Il Goncourt premia i destini prigionieri della «Francia periferica»
Vince Nicolas Mathieu con una famiglia della classe mediobassa. Il Renaudot spécial a Philippe Lançon, ferito nella strage di «Charlie Hebdo»
PARIGI Il Goncourt, il più prestigioso dei premi letterari francesi, è andato ieri a Nicolas Mathieu per Leurs enfants après eux (Actes Sud), un romanzo ambientato nell’est deindustrializzato, quella «Francia periferica» negli ultimi anni più volte protagonista della letteratura francese (pensiamo per esempio al Caso Eddy Bellegueule di Edouard Louis, edito in Italia da Bompiani).
Se l’anno scorso i giurati riuniti come sempre al ristorante Drouant premiarono Eric Vuillard e il suo racconto storico dell’anschluss (L’ordine del giorno, edizioni e/o), l’edizione 2018 va a un testo di invenzione: Anthony, 14 anni, cresce in una famiglia della classe mediobassa, con una madre stanca e un padre violento. «I personaggi sono presi tra un destino che rifiutano e strutture sociali che li spingono a riprodurre la vita dei loro genitori», dice Mathieu.

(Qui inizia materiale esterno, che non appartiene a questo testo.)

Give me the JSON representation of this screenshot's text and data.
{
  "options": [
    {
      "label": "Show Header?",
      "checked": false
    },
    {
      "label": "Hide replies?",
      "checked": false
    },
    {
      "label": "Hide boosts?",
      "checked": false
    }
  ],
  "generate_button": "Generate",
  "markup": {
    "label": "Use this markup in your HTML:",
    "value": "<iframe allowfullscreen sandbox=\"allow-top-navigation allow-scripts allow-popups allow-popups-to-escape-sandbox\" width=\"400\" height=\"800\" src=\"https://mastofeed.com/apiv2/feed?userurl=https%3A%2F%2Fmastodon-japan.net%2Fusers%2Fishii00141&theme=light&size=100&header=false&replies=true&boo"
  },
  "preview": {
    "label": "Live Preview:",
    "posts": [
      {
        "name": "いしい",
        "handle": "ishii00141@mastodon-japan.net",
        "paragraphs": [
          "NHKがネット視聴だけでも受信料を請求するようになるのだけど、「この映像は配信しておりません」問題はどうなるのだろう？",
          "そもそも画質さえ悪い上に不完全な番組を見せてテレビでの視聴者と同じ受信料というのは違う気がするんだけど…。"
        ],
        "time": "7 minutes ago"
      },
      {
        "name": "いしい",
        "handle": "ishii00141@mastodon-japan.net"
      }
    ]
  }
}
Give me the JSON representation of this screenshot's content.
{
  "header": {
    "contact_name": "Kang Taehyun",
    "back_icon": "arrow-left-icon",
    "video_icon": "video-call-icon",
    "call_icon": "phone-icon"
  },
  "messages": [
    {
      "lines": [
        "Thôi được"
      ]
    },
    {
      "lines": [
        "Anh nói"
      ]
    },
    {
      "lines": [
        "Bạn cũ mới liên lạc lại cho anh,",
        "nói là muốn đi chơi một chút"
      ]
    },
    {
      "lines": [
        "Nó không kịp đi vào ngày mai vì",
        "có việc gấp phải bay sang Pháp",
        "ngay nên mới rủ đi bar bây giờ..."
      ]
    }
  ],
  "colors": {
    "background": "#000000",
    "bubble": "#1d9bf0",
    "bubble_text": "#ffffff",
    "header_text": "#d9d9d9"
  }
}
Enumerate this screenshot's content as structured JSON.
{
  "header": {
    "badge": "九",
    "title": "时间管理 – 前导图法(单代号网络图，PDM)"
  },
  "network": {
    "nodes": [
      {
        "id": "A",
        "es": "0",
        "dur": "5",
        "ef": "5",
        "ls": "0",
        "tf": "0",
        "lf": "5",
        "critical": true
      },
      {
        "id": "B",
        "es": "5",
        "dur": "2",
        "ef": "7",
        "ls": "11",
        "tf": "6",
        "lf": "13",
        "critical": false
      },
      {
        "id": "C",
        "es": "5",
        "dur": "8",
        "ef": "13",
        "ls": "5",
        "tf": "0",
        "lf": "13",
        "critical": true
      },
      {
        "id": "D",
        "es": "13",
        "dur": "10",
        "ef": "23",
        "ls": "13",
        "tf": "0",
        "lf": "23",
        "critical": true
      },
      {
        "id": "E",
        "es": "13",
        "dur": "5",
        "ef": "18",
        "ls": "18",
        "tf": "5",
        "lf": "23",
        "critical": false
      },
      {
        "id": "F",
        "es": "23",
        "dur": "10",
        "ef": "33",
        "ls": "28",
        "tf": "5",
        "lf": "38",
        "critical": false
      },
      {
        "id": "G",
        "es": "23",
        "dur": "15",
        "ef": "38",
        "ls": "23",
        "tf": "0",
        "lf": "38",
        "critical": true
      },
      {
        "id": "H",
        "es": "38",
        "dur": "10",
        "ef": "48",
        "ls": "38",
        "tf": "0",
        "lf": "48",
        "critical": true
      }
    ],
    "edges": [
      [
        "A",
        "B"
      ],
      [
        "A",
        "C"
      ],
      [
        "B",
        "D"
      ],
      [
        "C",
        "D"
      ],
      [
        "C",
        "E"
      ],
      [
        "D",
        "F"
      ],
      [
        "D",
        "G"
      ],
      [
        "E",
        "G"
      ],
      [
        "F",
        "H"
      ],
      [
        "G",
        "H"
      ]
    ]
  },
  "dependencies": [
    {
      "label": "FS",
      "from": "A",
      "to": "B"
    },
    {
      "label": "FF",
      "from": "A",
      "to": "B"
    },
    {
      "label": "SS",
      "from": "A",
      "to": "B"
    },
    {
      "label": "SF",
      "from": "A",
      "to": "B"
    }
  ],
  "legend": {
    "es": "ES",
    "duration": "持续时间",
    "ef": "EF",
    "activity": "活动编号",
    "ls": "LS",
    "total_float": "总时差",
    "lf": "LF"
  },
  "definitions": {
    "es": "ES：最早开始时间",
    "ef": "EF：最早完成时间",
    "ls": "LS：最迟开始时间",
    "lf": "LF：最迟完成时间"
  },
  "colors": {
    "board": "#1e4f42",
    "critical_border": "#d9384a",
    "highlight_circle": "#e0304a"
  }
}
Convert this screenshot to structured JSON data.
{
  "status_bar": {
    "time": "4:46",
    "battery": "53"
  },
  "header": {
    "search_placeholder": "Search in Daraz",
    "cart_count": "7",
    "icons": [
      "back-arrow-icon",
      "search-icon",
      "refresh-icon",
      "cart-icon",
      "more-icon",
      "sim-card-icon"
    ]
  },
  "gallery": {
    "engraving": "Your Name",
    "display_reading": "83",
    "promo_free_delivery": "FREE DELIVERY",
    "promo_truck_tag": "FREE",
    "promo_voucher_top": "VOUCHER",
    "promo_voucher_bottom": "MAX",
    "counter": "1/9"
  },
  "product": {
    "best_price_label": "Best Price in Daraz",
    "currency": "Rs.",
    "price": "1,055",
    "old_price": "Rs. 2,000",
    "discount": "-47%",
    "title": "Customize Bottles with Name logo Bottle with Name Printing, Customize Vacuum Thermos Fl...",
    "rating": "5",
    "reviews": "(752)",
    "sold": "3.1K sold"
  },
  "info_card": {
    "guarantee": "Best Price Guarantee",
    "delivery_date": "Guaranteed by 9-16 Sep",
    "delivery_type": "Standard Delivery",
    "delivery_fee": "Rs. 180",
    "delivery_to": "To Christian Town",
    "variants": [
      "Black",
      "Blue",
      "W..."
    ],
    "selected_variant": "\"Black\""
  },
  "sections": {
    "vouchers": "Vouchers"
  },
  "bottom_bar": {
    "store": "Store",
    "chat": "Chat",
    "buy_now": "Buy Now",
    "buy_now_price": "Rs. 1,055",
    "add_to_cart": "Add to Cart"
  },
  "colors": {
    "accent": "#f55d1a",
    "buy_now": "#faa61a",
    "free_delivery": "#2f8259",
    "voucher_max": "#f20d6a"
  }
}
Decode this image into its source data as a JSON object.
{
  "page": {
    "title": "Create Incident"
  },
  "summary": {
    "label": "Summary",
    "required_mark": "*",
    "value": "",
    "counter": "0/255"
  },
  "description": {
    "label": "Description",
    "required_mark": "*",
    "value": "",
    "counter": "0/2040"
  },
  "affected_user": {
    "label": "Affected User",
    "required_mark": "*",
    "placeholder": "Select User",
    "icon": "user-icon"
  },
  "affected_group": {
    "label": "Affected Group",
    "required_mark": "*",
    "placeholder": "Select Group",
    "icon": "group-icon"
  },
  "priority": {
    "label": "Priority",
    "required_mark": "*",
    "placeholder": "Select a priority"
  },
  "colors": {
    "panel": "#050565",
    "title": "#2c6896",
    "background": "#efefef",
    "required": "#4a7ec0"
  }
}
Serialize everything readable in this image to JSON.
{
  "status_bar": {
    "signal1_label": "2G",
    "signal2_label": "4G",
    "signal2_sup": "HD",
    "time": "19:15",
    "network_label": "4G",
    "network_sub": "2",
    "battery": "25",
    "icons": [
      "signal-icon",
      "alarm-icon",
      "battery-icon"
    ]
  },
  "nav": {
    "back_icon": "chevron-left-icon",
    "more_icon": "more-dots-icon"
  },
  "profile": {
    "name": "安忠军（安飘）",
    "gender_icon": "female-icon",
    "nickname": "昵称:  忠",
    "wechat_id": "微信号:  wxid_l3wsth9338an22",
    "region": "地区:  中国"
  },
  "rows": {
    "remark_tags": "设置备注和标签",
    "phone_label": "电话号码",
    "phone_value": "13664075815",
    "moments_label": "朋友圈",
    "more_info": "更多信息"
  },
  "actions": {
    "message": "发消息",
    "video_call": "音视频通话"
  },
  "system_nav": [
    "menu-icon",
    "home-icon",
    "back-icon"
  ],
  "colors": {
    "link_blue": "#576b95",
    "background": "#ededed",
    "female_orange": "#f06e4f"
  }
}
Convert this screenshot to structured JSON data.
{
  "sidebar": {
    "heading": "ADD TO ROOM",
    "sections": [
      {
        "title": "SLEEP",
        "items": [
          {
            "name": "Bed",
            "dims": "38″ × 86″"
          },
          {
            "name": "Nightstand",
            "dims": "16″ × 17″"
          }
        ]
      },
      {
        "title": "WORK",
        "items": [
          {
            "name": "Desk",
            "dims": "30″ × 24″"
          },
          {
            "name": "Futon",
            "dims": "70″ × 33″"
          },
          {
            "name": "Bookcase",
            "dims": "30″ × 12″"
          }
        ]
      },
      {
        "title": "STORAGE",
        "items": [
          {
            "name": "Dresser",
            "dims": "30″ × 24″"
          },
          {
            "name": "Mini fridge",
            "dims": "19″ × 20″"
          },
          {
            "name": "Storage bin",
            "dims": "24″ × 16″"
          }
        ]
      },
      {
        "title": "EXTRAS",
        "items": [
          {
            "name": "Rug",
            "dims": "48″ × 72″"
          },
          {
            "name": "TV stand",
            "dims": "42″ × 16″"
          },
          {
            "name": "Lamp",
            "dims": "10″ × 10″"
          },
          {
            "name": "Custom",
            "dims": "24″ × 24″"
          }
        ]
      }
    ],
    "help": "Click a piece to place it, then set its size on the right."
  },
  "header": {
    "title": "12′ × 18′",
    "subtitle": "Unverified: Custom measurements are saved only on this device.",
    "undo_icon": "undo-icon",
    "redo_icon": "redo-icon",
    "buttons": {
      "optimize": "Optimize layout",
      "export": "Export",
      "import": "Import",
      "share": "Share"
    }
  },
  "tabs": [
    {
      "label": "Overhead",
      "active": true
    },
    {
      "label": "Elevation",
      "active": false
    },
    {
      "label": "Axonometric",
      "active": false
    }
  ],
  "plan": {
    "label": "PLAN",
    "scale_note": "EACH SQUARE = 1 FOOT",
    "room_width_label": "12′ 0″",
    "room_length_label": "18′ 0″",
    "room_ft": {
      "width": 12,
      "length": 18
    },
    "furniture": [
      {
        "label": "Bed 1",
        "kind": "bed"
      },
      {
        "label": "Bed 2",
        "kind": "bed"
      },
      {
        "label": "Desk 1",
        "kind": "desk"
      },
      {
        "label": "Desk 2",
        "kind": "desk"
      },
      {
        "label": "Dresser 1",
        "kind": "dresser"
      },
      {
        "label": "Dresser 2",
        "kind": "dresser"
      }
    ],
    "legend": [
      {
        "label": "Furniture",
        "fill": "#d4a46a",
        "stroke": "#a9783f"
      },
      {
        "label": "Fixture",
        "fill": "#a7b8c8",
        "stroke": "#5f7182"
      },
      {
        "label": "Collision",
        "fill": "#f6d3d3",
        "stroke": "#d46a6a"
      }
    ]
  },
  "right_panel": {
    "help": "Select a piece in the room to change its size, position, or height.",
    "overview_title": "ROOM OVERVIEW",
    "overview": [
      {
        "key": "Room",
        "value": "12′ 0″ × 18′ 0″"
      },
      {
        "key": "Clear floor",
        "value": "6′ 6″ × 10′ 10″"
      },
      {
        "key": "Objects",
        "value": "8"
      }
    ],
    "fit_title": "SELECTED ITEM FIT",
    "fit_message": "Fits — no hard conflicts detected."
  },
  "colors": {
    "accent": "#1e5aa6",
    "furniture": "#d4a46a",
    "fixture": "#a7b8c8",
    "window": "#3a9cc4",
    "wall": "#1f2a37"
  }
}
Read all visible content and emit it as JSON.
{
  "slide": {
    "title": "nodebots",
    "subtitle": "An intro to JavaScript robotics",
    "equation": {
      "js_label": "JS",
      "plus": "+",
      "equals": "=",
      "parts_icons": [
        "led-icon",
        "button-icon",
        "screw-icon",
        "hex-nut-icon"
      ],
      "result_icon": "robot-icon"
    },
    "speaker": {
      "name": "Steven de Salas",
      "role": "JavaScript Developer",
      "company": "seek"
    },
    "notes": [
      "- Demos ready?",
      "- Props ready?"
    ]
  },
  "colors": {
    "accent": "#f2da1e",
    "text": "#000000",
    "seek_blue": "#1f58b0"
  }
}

La famiglia è una gabbia più che una risorsa: «Nel libro descrivo famiglie squinternate, è vero, ma mi pare che la famiglia sana, equilibrata e felice sia un mito. Quel che esiste davvero sono i segreti di famiglia. Poi, dietro la vetrina, si cerca sempre di fare bella figura. La famiglia, prima di tutto, è una formidabile fabbrica di nevrosi. In questo senso la famiglia di Anthony è come le altre».
Il giorno del Goncourt è anche quello del Renaudot, attribuito a Valérie Manteau per Le sillon (Le Tripode). Una sorpresa, perché il libro non faceva parte dei finalisti. «Il solco» ripercorre la vita di Hrant Dink, il giornalista turcoarmeno ucciso nel 2007 a Istanbul. Valérie Manteau è una scrittrice e giornalista che fino al 2013 ha fatto parte della redazione di «Charlie Hebdo» e e vive tra Parigi, Marsiglia e Istanbul. Sulla Turchia, Manteau dice che «mi sforzo di non lasciarmi completamente accecare dalla durezza dei tempi attuali, che colpiscono me come tutti. Ma bisogna proiettarsi verso l’avvenire, ricordare che la storia è lunga e sperare che il governo di oggi non duri per sempre». Quanto al libro, «l’ho sentito dall’inizio come una pessima idea che comunque avrei finito per realizzare».
Un «prix Renaudot spécial» è andato a Le lambeau («Il brandello») di Philippe Lançon, già premiato con il Femina. Giornalista culturale di «Libération» e collaboratore di «Charlie Hebdo», la mattina della strage Lançon era in redazione e venne gravemente ferito al volto. Seguirono nove mesi di ospedale e 15 operazioni. Il racconto comincia la sera del 6 gennaio 2015, alla vigilia del massacro islamista, e si conclude il 13 novembre, il giorno dell’attacco coordinato a Parigi e Saint Denis. Molto lodato dalla critica, Le lambeau non è stato preso in esame per il Goncourt perché «è un ottimo libro ma una testimonianza, non un romanzo di immaginazione», ha detto il presidente della giuria Bernard Pivot. «Non ho immaginato nulla di quel che racconto — ribatte Lançon — ma ho immaginato come scriverlo e comporlo».